I cannot attach quite so much importance as Mr. McAulay to uniformity of notation. That very uniformity, if it existed among those who use a vector analysis, would rather obscure than reveal their coimection with the general course of modern thought in mathematics and physics. There are two ways in which we may measure the progress of any reform. The one consists in counting those who have adopted the shibboleth of the reformers; the other measure is the degree in which the community is imbued with the essential principles of the reform. I should apply the broader measure to the present case, and do not find it quite so bad as Mr. McAulay does.

Yet the question of notations, although not the vital question, is certainly important, and I assure Mr. McAulay that reluctance to make unnecessary innovations in notation has been a very powerful motive in restraining me from publication. Indeed my pamphlet on Vector Analysis, which has excited the animadversion of quaternionists, was never formally published, although rather widely distributed, so long as I had copies to distribute, among those who I thought might be interested in the subject I may say, however, since I am called upon to defend my position, that I have found the notations of that pamphlet more flexible than those generally used. Mr. McAulay, at least, will understand what I mean by this, if I say that some of the relations which he has thought of sufficient importance to express by means of special devices (see Proc. R.S.E. for 1890–91), may be expressed at least as briefly in the notations which I have used, and without special devices. But I should not have been satisfied for the purposes of my pamphlet with any notation which should suggest even to the careless reader any connection with the notion of the quaternion. For I confess that one of my objects was to show that a system of vector analysis does not require any support from the notion of the quaternion, or, I may add, of the imaginary in algebra.

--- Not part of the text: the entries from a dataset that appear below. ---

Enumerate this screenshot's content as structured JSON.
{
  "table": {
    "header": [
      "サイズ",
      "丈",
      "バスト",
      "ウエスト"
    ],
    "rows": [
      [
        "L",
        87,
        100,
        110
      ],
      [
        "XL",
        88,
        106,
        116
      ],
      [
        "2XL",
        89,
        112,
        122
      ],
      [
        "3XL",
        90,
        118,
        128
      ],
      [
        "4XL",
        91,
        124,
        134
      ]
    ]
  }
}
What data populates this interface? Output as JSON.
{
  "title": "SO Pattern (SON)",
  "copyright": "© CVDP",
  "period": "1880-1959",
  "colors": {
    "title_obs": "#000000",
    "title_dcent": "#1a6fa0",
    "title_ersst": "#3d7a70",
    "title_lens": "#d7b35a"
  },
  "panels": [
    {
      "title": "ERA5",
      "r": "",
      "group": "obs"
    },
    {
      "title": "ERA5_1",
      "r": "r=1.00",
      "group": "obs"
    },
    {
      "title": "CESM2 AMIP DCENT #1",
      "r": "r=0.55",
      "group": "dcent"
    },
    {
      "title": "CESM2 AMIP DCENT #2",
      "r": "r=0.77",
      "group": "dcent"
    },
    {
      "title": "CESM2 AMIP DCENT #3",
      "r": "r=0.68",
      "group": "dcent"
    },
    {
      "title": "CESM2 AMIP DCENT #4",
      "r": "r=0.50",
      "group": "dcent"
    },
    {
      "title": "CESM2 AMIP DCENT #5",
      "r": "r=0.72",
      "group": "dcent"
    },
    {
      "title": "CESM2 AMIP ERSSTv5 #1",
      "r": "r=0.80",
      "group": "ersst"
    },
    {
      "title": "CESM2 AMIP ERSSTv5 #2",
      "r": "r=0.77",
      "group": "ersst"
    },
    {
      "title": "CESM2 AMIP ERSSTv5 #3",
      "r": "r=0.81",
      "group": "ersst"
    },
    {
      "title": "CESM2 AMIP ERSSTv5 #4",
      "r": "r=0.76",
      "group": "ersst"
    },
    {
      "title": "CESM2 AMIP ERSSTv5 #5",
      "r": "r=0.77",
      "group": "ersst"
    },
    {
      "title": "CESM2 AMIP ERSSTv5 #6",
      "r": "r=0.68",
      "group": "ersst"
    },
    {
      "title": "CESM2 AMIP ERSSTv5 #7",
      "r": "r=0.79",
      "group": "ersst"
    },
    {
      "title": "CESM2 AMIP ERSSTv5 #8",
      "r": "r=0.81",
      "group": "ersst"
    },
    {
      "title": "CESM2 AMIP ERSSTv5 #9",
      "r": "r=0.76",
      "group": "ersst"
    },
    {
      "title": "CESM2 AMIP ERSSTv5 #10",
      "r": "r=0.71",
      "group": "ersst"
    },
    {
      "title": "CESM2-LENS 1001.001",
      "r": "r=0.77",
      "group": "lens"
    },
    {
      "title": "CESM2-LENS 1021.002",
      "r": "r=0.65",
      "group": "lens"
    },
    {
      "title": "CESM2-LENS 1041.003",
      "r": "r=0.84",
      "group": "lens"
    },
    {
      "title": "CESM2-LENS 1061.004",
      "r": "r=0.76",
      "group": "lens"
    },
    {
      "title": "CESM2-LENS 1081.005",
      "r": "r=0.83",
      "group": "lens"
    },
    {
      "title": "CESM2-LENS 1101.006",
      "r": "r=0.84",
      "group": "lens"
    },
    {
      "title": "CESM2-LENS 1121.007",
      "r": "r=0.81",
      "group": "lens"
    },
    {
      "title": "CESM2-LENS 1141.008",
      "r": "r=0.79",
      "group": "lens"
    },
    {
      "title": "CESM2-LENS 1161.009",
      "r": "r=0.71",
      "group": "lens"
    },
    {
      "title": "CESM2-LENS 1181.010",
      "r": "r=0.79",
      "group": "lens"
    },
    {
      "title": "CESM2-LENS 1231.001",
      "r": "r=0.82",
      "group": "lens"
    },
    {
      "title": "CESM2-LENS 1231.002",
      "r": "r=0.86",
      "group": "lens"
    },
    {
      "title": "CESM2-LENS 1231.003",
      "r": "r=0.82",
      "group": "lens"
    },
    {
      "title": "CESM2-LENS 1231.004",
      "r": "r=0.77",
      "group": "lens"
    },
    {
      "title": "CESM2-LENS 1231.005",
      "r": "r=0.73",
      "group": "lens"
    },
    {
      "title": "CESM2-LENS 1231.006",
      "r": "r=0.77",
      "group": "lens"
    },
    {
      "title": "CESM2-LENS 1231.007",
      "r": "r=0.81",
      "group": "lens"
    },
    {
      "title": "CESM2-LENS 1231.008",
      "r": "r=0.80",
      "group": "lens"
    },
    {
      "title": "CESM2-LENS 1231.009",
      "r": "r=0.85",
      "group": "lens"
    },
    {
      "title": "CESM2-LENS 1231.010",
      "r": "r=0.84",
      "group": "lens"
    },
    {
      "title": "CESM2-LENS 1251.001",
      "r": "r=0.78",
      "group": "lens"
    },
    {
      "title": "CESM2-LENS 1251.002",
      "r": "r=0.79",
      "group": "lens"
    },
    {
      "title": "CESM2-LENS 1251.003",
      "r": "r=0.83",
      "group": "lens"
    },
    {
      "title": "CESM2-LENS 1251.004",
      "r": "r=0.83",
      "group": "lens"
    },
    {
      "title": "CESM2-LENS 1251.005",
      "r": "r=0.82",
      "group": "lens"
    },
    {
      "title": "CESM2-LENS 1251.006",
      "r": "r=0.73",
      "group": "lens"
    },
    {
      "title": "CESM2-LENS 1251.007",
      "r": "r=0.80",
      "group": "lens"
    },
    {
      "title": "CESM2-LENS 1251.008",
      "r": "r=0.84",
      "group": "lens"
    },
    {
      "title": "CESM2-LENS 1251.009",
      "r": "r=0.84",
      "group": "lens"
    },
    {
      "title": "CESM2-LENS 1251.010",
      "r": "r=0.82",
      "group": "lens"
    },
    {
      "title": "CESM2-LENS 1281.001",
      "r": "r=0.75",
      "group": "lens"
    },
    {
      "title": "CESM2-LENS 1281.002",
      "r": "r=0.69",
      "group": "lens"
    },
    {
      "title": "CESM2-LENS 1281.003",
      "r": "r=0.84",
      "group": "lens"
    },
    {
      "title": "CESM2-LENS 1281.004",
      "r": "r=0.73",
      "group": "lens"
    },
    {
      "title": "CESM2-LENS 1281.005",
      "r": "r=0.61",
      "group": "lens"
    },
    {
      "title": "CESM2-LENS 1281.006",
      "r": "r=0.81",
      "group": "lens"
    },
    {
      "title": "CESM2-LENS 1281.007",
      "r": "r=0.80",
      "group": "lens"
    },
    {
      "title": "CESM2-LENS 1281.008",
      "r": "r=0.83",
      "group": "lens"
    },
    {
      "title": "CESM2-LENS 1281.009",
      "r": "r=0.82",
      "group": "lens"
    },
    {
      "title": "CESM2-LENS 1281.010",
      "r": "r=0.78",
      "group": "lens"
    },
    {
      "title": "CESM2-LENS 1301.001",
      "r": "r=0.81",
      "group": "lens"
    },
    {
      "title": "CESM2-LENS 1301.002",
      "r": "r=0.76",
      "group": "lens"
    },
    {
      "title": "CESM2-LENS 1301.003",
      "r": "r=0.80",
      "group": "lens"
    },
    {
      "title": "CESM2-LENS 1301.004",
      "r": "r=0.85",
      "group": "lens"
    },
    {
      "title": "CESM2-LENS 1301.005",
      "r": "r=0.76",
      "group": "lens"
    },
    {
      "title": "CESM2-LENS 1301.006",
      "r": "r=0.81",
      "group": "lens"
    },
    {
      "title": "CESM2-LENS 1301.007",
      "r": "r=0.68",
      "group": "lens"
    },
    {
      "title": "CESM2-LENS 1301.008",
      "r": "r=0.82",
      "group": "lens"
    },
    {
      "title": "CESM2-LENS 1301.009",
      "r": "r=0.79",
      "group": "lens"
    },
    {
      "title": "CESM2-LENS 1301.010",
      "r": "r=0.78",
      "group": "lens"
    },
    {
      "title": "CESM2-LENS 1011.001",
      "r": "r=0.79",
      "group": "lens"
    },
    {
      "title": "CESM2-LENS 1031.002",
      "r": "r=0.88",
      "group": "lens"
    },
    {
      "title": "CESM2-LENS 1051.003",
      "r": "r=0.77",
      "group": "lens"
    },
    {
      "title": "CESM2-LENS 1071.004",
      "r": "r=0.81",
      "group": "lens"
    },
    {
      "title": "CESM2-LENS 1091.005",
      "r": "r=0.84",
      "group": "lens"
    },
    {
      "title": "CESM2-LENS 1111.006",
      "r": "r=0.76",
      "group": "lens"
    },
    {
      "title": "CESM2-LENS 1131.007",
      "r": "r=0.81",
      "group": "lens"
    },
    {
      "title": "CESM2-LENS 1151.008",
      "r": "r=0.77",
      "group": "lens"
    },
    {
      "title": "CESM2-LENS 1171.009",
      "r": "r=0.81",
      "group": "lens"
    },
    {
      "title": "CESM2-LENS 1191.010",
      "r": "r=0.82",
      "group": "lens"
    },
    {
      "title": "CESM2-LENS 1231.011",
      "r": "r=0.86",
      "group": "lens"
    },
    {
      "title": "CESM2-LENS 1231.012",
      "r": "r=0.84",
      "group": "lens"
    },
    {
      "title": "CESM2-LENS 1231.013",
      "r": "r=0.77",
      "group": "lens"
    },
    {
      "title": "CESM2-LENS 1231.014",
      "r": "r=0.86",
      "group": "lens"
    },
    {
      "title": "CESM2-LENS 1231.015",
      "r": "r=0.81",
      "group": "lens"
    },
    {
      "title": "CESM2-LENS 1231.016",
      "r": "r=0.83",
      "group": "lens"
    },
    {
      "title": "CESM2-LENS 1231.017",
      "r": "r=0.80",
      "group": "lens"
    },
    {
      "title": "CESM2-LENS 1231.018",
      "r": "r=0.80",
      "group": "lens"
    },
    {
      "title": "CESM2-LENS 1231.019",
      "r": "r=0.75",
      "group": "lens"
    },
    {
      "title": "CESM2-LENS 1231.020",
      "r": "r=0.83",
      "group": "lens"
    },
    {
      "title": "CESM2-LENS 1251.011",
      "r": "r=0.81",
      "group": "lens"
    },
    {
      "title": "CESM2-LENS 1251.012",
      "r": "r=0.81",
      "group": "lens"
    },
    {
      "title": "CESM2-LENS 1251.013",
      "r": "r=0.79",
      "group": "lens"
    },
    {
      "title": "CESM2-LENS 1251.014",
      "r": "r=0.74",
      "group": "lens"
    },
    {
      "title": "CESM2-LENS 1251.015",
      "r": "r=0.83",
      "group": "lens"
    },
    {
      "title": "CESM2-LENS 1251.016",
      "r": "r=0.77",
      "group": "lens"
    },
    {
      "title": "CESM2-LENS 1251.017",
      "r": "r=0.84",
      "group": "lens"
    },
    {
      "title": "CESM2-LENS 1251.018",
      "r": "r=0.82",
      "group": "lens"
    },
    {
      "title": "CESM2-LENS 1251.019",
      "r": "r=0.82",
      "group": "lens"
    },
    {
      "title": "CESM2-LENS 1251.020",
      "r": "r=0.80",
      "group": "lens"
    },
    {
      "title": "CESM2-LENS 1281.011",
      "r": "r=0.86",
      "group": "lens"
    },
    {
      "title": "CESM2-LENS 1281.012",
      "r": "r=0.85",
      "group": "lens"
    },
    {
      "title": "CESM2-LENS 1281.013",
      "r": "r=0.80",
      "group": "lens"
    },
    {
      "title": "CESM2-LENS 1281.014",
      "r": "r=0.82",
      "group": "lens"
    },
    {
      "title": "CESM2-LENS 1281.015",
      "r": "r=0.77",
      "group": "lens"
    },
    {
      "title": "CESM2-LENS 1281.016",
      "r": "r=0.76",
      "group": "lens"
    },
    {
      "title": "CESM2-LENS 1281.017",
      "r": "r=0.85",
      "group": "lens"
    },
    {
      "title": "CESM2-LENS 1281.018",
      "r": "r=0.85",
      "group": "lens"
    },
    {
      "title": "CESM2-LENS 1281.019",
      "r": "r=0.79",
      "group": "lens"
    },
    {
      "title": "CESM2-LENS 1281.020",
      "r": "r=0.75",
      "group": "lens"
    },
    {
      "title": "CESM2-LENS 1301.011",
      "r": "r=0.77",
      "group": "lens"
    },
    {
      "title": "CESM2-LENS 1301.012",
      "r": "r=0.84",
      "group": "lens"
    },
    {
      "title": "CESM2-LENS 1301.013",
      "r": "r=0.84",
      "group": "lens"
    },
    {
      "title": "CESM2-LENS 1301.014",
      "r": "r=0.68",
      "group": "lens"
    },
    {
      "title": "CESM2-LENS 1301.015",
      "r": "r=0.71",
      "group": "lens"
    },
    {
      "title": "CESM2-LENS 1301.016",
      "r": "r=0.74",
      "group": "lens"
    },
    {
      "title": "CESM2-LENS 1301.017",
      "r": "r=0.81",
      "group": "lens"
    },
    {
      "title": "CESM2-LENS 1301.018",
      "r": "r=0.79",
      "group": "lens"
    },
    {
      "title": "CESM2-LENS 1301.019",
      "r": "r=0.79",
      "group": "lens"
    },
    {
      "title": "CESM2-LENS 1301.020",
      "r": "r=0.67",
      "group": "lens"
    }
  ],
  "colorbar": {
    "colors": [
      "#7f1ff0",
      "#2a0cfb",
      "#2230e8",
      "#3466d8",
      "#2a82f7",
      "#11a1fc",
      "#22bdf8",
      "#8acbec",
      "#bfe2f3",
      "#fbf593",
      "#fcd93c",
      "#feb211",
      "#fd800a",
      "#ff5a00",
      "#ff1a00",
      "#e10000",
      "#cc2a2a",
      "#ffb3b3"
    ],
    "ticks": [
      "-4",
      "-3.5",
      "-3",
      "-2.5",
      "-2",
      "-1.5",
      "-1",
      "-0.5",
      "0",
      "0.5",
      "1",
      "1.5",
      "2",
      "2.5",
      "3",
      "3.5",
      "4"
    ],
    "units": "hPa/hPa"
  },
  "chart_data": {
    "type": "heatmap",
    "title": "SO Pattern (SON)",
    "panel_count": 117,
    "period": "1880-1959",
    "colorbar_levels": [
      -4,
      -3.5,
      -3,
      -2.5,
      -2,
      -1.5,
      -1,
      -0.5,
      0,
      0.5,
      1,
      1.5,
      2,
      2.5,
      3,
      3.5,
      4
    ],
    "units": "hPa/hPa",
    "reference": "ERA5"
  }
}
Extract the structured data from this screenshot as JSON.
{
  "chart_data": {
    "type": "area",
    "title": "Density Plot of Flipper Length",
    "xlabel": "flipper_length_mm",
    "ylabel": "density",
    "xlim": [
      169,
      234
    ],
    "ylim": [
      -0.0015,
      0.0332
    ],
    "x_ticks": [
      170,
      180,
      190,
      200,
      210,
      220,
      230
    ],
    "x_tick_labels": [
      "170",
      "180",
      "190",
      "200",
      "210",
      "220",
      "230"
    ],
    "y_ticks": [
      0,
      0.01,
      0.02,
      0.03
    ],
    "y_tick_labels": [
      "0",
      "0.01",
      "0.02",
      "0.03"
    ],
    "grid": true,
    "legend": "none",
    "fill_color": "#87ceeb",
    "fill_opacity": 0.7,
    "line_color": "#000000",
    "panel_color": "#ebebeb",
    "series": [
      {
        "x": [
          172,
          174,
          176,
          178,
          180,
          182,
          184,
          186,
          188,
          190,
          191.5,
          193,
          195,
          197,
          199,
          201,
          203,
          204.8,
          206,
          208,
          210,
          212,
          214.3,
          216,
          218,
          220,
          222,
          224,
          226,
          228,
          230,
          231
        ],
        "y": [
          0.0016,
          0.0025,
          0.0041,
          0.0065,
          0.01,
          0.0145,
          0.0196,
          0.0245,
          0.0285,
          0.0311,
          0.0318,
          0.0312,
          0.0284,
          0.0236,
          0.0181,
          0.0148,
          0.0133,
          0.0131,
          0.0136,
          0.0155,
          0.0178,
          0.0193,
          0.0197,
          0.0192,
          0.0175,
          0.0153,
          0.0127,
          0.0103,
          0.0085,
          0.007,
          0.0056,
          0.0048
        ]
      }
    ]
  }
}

I should hardly dare to express myself with so much freedom, if I could not shelter myself behind an authority which will not be questioned.

I do not see that I have done anything very different from what the eminent mathematician upon whom Hamilton's mantle has fallen has been doing, it would seem, unconsciously. Contrast the system of quaternions, which he has described in his sketch of Hamilton's life and work in the North British Review for September, 1866, with the system which he urges upon the attention of physicists in the Philosophical Magazine in 1890. In 1866 we have a great deal about imaginaries, and nearly as much about the quaternion. In 1890 we have nothing about imaginaries, and little about the quaternion. Prof. Tait has spoken of the calculus of quaternions as throwing off in the course of years its early Cartesian trammels. I wonder that he does not see how well the progress in which he has led may be described as throwing off the yoke of the quaternion. A characteristic example is seen in the use of the symbol Hamilton applies this to a vector to form a quaternion, Tait to form a linear vector function. But while breathing a new life into the formula of quaternions, Prof. Tait stands stoutly by the letter.

Now I appreciate and admire the generous loyalty toward one whom he regards as his master, which has always led Prof. Tait to minimise the originality of his own work in regard to quaternions, and write as if everything was contained in the ideas which flashed into the mind of Hamilton at the classic Brougham Bridge. But not to speak of other claims of historical justice, we owe duties to our scholars as well as to our teachers, and the world is too large, and the current of modern thought is too broad, to be confined by the ipse dixit even of a Hamilton.